BANDA ACEH, Indonesia, Nov 23, Reuter - Hundreds of corpses, have been found in the Indonesian province of Aceh and hundreds of people have disappeared, said soldiers, politicians and villagers in the area.

The regional military commander, Major General Pramono, said in an interview on Thursday the killings were largely the work of a secretive group of rebels whose leadership and aims were unclear. He gave no numbers for the dead.

"ABRI (the armed forces) doesn't kill the people. If they're not the enemy, ABRI won't kill them," Pramono said.

A wide range of civilian and religious leaders told two reporters visiting the Sumatran province of Aceh (pronounced Achay) this week that much of the killing was the work of the armed forces, which have been battling rebels in the province since last year.

Aceh has a long history of independence movements fighting Dutch and later Jakarta's rule.

"Human rights have gone out the window," said Teuku Achmad Dewi, a Moslem preacher.

"If you add up all the deaths it's over 1,000," said a senior military doctor who treats victims from both sides of the conflict.

During a journey through the eastern industrial coastland, he pointed out places where corpses had been found. "One there, two there, one there. Four over by the bridge."

A trickle of deaths over the past year became a torrent in late September, three months before a deadline set by Pramono to end the conflict, several sources said.

Rebels have said in letters to newspapers that they are aiming at outsiders, mostly the armed forces and settlers from Indonesia's overcrowded main island of Java.

The corpses that turn up on roadsides, in rivers and plantations at the rate of two or three a day in the three most troubled districts are those of civilians from Aceh, residents said.

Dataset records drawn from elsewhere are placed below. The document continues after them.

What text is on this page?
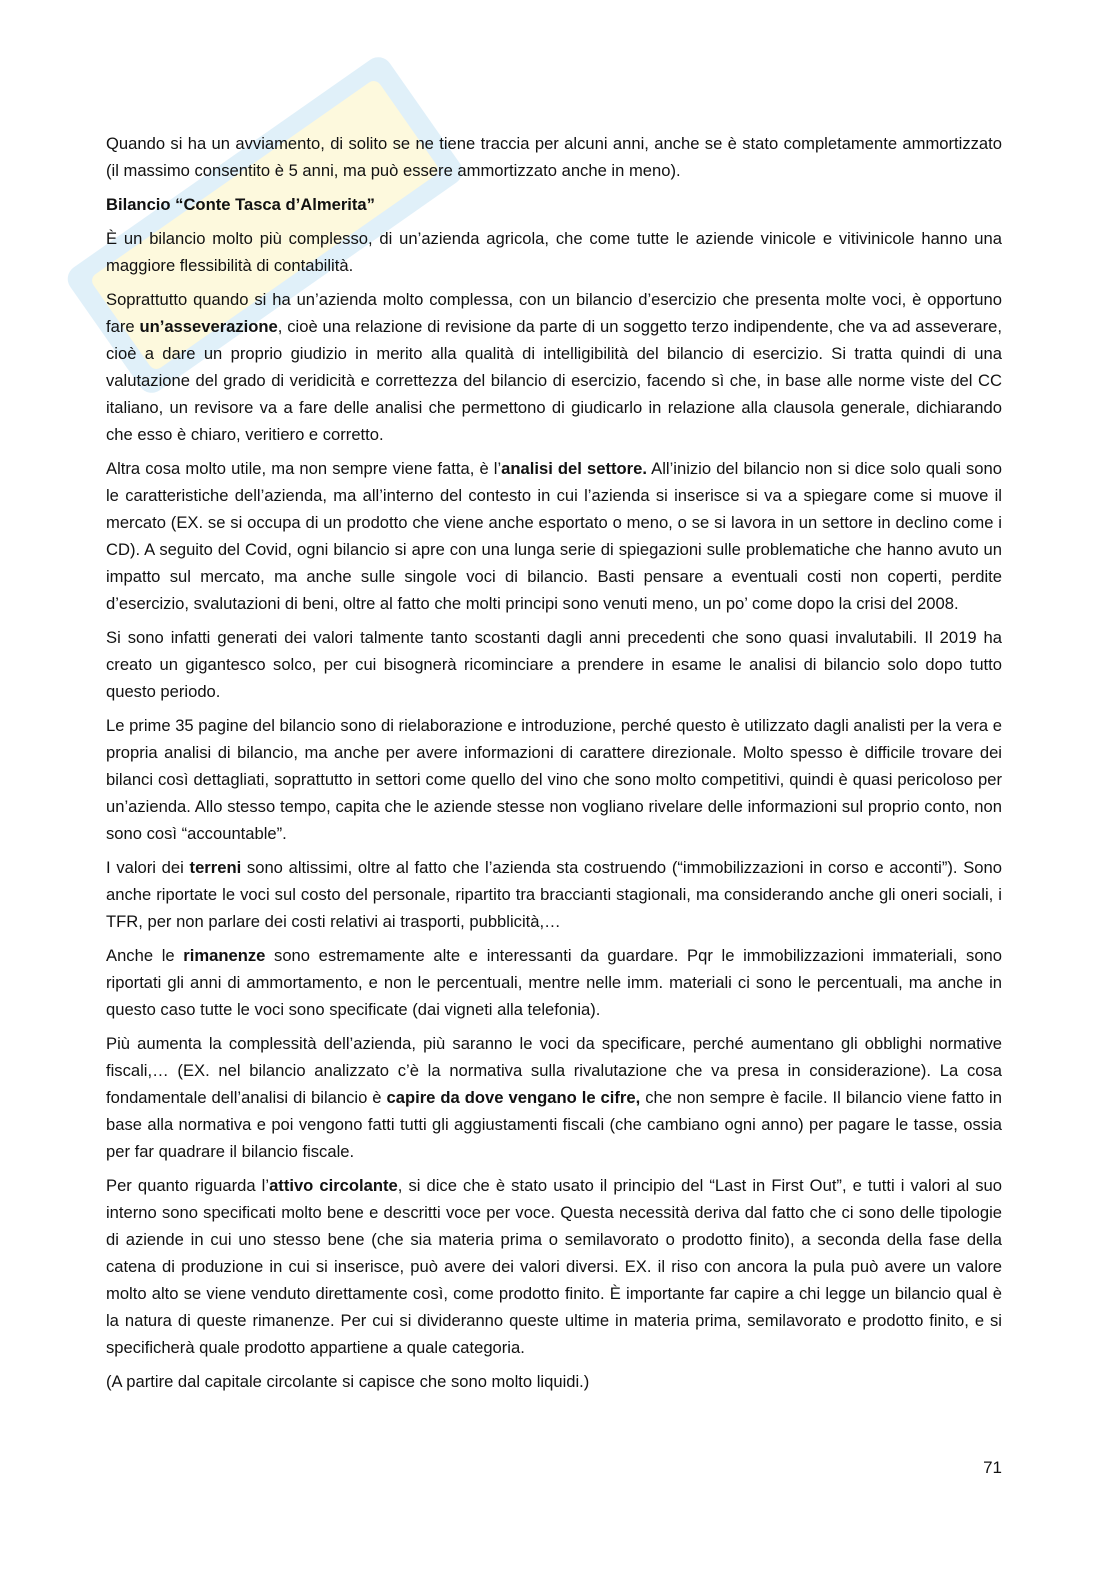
Quando si ha un avviamento, di solito se ne tiene traccia per alcuni anni, anche se è stato completamente ammortizzato (il massimo consentito è 5 anni, ma può essere ammortizzato anche in meno).

Bilancio “Conte Tasca d’Almerita”

È un bilancio molto più complesso, di un’azienda agricola, che come tutte le aziende vinicole e vitivinicole hanno una maggiore flessibilità di contabilità.

Soprattutto quando si ha un’azienda molto complessa, con un bilancio d’esercizio che presenta molte voci, è opportuno fare un’asseverazione, cioè una relazione di revisione da parte di un soggetto terzo indipendente, che va ad asseverare, cioè a dare un proprio giudizio in merito alla qualità di intelligibilità del bilancio di esercizio. Si tratta quindi di una valutazione del grado di veridicità e correttezza del bilancio di esercizio, facendo sì che, in base alle norme viste del CC italiano, un revisore va a fare delle analisi che permettono di giudicarlo in relazione alla clausola generale, dichiarando che esso è chiaro, veritiero e corretto.

Altra cosa molto utile, ma non sempre viene fatta, è l’analisi del settore. All’inizio del bilancio non si dice solo quali sono le caratteristiche dell’azienda, ma all’interno del contesto in cui l’azienda si inserisce si va a spiegare come si muove il mercato (EX. se si occupa di un prodotto che viene anche esportato o meno, o se si lavora in un settore in declino come i CD). A seguito del Covid, ogni bilancio si apre con una lunga serie di spiegazioni sulle problematiche che hanno avuto un impatto sul mercato, ma anche sulle singole voci di bilancio. Basti pensare a eventuali costi non coperti, perdite d’esercizio, svalutazioni di beni, oltre al fatto che molti principi sono venuti meno, un po’ come dopo la crisi del 2008.

Si sono infatti generati dei valori talmente tanto scostanti dagli anni precedenti che sono quasi invalutabili. Il 2019 ha creato un gigantesco solco, per cui bisognerà ricominciare a prendere in esame le analisi di bilancio solo dopo tutto questo periodo.

Le prime 35 pagine del bilancio sono di rielaborazione e introduzione, perché questo è utilizzato dagli analisti per la vera e propria analisi di bilancio, ma anche per avere informazioni di carattere direzionale. Molto spesso è difficile trovare dei bilanci così dettagliati, soprattutto in settori come quello del vino che sono molto competitivi, quindi è quasi pericoloso per un’azienda. Allo stesso tempo, capita che le aziende stesse non vogliano rivelare delle informazioni sul proprio conto, non sono così “accountable”.

I valori dei terreni sono altissimi, oltre al fatto che l’azienda sta costruendo (“immobilizzazioni in corso e acconti”). Sono anche riportate le voci sul costo del personale, ripartito tra braccianti stagionali, ma considerando anche gli oneri sociali, i TFR, per non parlare dei costi relativi ai trasporti, pubblicità,…

Anche le rimanenze sono estremamente alte e interessanti da guardare. Pqr le immobilizzazioni immateriali, sono riportati gli anni di ammortamento, e non le percentuali, mentre nelle imm. materiali ci sono le percentuali, ma anche in questo caso tutte le voci sono specificate (dai vigneti alla telefonia).

Più aumenta la complessità dell’azienda, più saranno le voci da specificare, perché aumentano gli obblighi normative fiscali,… (EX. nel bilancio analizzato c’è la normativa sulla rivalutazione che va presa in considerazione). La cosa fondamentale dell’analisi di bilancio è capire da dove vengano le cifre, che non sempre è facile. Il bilancio viene fatto in base alla normativa e poi vengono fatti tutti gli aggiustamenti fiscali (che cambiano ogni anno) per pagare le tasse, ossia per far quadrare il bilancio fiscale.

Per quanto riguarda l’attivo circolante, si dice che è stato usato il principio del “Last in First Out”, e tutti i valori al suo interno sono specificati molto bene e descritti voce per voce. Questa necessità deriva dal fatto che ci sono delle tipologie di aziende in cui uno stesso bene (che sia materia prima o semilavorato o prodotto finito), a seconda della fase della catena di produzione in cui si inserisce, può avere dei valori diversi. EX. il riso con ancora la pula può avere un valore molto alto se viene venduto direttamente così, come prodotto finito. È importante far capire a chi legge un bilancio qual è la natura di queste rimanenze. Per cui si divideranno queste ultime in materia prima, semilavorato e prodotto finito, e si specificherà quale prodotto appartiene a quale categoria.

(A partire dal capitale circolante si capisce che sono molto liquidi.)

71
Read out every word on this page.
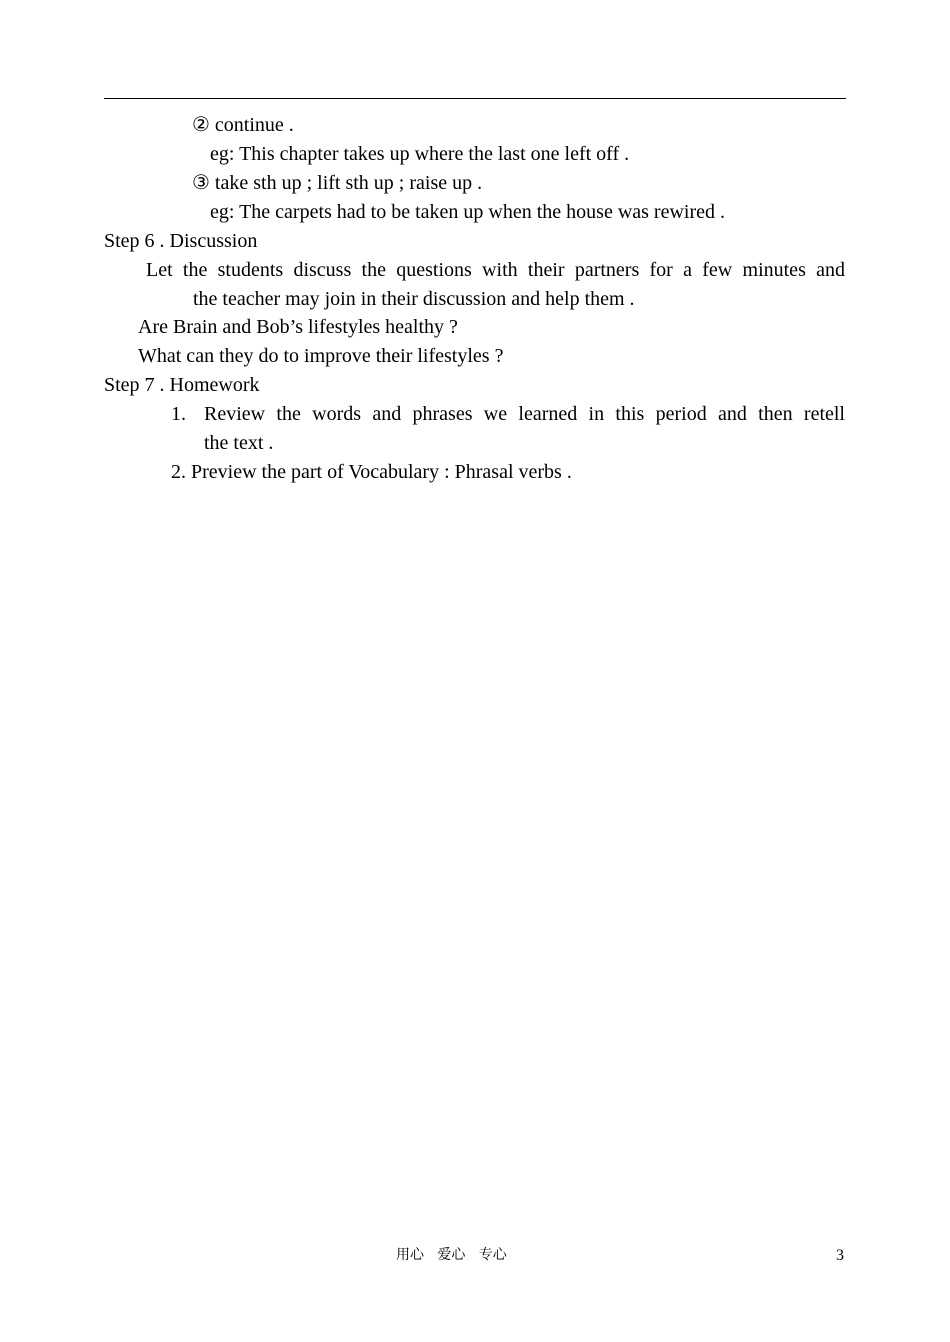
② continue .
eg: This chapter takes up where the last one left off .
③ take sth up ; lift sth up ; raise up .
eg: The carpets had to be taken up when the house was rewired .
Step 6 . Discussion
Let the students discuss the questions with their partners for a few minutes and
the teacher may join in their discussion and help them .
Are Brain and Bob’s lifestyles healthy ?
What can they do to improve their lifestyles ?
Step 7 . Homework
1. Review the words and phrases we learned in this period and then retell
the text .
2. Preview the part of Vocabulary : Phrasal verbs .
用心   爱心   专心	3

Politicians and religious leaders, none of whom wanted to be identified, told Reuters the murders were mostly the work of the armed forces, which they said were trying to terrorise the population into opposing the rebels.

"Okay, that does happen," said an Acehnese soldier in the political division. "But they use terrorist strategies, so we are forced to use anti-terrorist strategies."

Pramono, speaking at his headquarters in the main Sumatran city of Medan, said: "As a strategy, that's true. But our goal is not bad. Our goal must be correct...We only kill them if they are enemies."

Reports of 200 bodies found in a single grave near a remote military helipad were exaggerated, the Acehnese soldier said.

"The grave certainly exists but I don't think it could have been 200 bodies. It's hard to tell with arms and heads all mixed up."

Villagers should carry machetes and kill rebels, Pramono said in a recent magazine interview.

Asked if this might simply encourage the Acehnese, who have a history of violence, to carry out private vendettas, he said:

"We have written laws and unwritten laws...The people know the unwritten laws so they won't kill anyone who's not in the wrong. Well, one or two maybe, but that's the risk."

Former police general Abdoellah Moeda, the head of the Indonesian governing party Golkar in Banda Aceh, said the call to kill rebels conflicted with all government briefings. "Indonesia abides by the rule of law."

"That is in a normal situation, but the situation now is not normal," counters Pramono. "If it were normal why would I have to send so many troops up there? And what about all those transmigrants they (the rebels) are killing? Is that the rule of law?"

There were around 5,000 troops in Aceh, he said. However, active soldiers giving details of battalions, including those in plain clothes, put the total at 12,000.

The armed forces has lost dozens of people, Pramono said. He declined to give figures for civilian deaths or arrests.

Acehnese are being rounded up in their hundreds and taken to detention centres, often on the smallest suspicion, residents said.

"They take people away from their houses at night. You probably have a 50-50 chance of ever coming back," said a non-government party politician.